Una semplice passeggiata nel parco può aiutare a mantenere la salute cognitiva nella vecchiaia?

Invecchiando, i problemi di memoria possono iniziare a insediarsi. Questi potrebbero essere una parte naturale dell'invecchiamento e un fastidio minore, ma in alcuni casi, i problemi possono indicare un lieve deterioramento cognitivo e potrebbero persino evolvere in demenza.

Indipendentemente da quanto questi problemi di memoria possano essere lievi o gravi, sono decisamente angoscianti e possono influire sulla qualità della vita di un individuo.


Una nuova ricerca del Semel Institute for Neuroscience and Human Behavior  dell'Università della California a Los Angeles suggerisce che esiste un modo relativamente semplice per mantenere il cervello in perfetta forma anche quando si invecchia: fare una passeggiata moderatamente lunga ogni giorno.


Ciò potrebbe aumentare la propria attenzione, l'efficienza con cui vengono elaborate le informazioni e altre abilità cognitive, come dicono il primo autore dello studio Prabha Siddarth e colleghi.


I risultati della ricerca sono stati recentemente pubblicati sul Journal of Alzheimer's Disease.

 
Spessore Corticale Per Valutare La Salute Cognitiva
Siddarth e il team hanno reclutato inizialmente 29 adulti di età pari o superiore ai 60 anni, di cui 26 hanno completato lo studio per un periodo di 2 anni. I partecipanti sono stati divisi in due gruppi distinti:


  • Un gruppo a basso livello di attività fisica, composto da persone che ogni giorno percorrevano 4.000 passi o meno
  • Un gruppo ad alto livello di attività fisica, composto da persone che hanno percorso più di 4.000 passi al giorno


Tutti i partecipanti avevano precedentemente riportato lamentele sul grado della loro memoria basale, ma nessuno di questi aveva avuto una diagnosi di demenza.


Per esplorare il potenziale effetto dell'attività fisica sulle abilità cognitive, i ricercatori hanno utilizzato la risonanza magnetica per determinare il volume e lo spessore dell'ippocampo, che è una regione del cervello associata alla formazione e all'archiviazione della memoria e all'orientamento spaziale.


Ricerche precedenti hanno suggerito che le dimensioni e il volume di questa regione del cervello possono dirci qualcosa sulla salute cognitiva. Ad esempio, è stato dimostrato che un volume ippocampale più elevato indica un più efficace consolidamento della memoria.
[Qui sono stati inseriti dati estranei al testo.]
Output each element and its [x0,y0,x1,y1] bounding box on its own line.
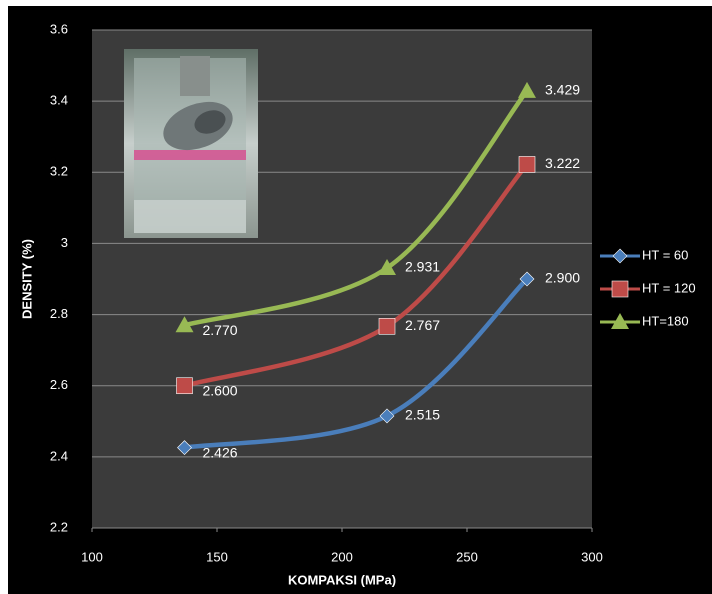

"Pochi studi hanno esaminato il modo in cui l'attività fisica influenza lo spessore delle strutture cerebrali", afferma Siddarth.


"Lo spessore del cervello", osserva, "una misura più sensibile rispetto al volume, è in grado di tracciare cambiamenti sottili nel cervello prima del volume e può predire in modo indipendente la cognizione, quindi questa è una domanda importante".


 
Camminare Di Più Ogni Giorno Per Avere Un Cervello Più Elastico
Oltre alle scansioni MRI, i partecipanti hanno anche effettuato una serie di test neuropsicologici per consolidare la valutazione della loro capacità cognitiva.


È stato scoperto che quelli del gruppo con alto livello di attività fisica - che percorrevano più di 4.000 passi (circa 3 chilometri) ogni giorno - avevano ippocampi più spessi e associato, regioni cerebrali più spesse, rispetto a quelli che avevano un basso livello di attività fisica.


È stato inoltre riscontrato che il gruppo maggiormente attivo aveva una migliore attenzione, una capacità più rapida di elaborazione delle informazioni e una funzione esecutiva più efficiente che include la memoria di lavoro. La memoria di lavoro è la risorsa che sfruttiamo quotidianamente quando dobbiamo prendere delle decisioni spontanee.


Tuttavia, Siddarth e colleghi non hanno riscontrato differenze significative tra l'attività elevata e i gruppi a bassa attività quando si trattava di richiamo di memoria.


Il prossimo passo, suggeriscono i ricercatori, dovrebbe essere quello di intraprendere un'analisi longitudinale al fine di testare la relazione tra attività fisica e abilità cognitive nel tempo.

Notano anche la necessità di comprendere meglio i meccanismi alla base del declino cognitivo in relazione all'atrofia dell'ippocampo.